The Senate also inched forward with Senate Bill 25 ― the bill that would effectively allow doctors to lie to pregnant women if they detect a fetal anomaly and are concerned their patient might have an abortion ― and that will head for a final vote on the floor soon.
But in the Senate chambers on Monday, a group of Texas women were having none of it.
Activists headed to the Texas Senate chambers decked out in full red robes, in homage to characters in The Handmaids Tale, Margaret Atwoods classic (and suddenly distressingly relevant) feminist tome.
(Excerpt) Read more at huffingtonpost.com ...
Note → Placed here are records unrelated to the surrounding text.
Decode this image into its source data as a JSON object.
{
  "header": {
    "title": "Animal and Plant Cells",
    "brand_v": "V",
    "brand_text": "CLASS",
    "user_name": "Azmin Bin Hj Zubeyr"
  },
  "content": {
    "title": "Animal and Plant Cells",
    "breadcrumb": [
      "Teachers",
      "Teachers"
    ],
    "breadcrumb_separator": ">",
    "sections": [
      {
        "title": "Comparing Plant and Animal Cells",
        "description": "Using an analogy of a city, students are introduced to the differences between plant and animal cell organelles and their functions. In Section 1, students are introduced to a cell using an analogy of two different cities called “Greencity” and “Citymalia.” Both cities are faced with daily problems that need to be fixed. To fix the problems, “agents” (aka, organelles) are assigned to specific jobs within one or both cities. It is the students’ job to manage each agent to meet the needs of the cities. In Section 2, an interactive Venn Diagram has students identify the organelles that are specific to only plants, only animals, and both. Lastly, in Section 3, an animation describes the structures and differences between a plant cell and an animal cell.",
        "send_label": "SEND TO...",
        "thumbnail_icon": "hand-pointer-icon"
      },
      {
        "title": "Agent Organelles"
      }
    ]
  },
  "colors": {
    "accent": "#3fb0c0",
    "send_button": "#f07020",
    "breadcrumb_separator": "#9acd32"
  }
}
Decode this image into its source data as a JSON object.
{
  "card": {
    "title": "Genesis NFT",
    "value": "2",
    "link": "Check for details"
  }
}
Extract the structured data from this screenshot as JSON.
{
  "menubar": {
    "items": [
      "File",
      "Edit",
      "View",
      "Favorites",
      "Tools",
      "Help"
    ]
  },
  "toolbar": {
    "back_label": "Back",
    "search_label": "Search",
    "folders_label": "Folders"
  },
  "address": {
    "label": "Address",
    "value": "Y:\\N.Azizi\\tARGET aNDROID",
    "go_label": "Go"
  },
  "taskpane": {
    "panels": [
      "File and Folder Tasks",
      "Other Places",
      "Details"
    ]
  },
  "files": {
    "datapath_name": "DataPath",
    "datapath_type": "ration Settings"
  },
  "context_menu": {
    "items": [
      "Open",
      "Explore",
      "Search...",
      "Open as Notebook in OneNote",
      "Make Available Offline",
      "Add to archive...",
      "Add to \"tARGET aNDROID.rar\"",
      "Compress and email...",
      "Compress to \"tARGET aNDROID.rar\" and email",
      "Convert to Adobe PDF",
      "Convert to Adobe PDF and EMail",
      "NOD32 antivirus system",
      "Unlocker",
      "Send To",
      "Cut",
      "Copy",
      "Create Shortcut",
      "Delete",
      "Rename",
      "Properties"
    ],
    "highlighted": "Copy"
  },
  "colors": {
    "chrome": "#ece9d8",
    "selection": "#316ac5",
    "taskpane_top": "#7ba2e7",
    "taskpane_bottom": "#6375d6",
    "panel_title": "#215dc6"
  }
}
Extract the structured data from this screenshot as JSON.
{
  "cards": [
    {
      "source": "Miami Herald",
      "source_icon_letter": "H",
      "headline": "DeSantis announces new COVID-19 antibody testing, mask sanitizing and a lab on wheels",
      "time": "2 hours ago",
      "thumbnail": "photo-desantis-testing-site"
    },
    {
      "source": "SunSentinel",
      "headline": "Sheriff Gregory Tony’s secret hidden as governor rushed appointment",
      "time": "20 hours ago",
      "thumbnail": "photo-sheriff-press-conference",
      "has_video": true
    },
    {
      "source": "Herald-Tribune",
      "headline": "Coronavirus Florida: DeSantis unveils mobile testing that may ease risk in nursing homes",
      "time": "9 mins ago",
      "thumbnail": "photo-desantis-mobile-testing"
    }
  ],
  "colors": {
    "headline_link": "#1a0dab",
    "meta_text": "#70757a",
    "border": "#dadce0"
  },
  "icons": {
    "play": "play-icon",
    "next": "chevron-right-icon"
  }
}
I guess it’s better than furry vaginas, but those stupid twats don’t speak for a majority of women. They’ve never spoken for me.
Ahh ... looking at that picture, I wouldn’t select any of those women to contribute to the genetics of my children...not a single one of them.
Is it wrong that I burst out laughing at them?
Send them to Saudi Arabia and let them feel what it’s really like.
It is the penultimate example of liberal secularists looking at Christians of fear of a potential theocracy rising up to oppress everyone and create what Islam has done repeatedly in the modern world from ISIS to the Taliban to Boko Haram to Iran to Saudi Arabia.
I laughed, too!
That one on the left would bring good money by the pound.
Ain’t nobody gone breed her anyway, however much she might wish.
Like or hate her, Atwood did her homework.
i can find much of the stuff she wrote about in "extremists" of every persuasion from the World Council of Churches, to Milo Yianniopoulos, to Pat Robertson, et. al.
We don't notice it because those people are NOT in power.
However, Margaret Atwood DID recognise that not all religious --specifically Christian people-- were following the government line in her book. You see constant reference in both the book and film adaptation to "Southern Baptist Guerillas" attacking government installations and forces.
i really don't care for where Atwood took the book at the end. The characters sounded too much like present day snowflakes to me. However she was correct in that such a tyranny would collapse of it's own weight rather than foreign invasion.
Margaret Atwood is an overrated self-important blowhard with the writing talent of a blind shrew.
I remember having to read some of her drivel in high school.
Droning on and on about G_d only knows what for pages.
I read about 1/3 of the book (I can’t even remember the title) and quit the class.
In college they kept trying to force me to read this book in various classes. I can get through things I don’t agree with, I finished the Koran for example. But this book is just so boring I don’t think I ever got past 50 pages.
The critics have screened the first three episodes and are raving about it. But I think it’s more to do with the political agenda than anything else.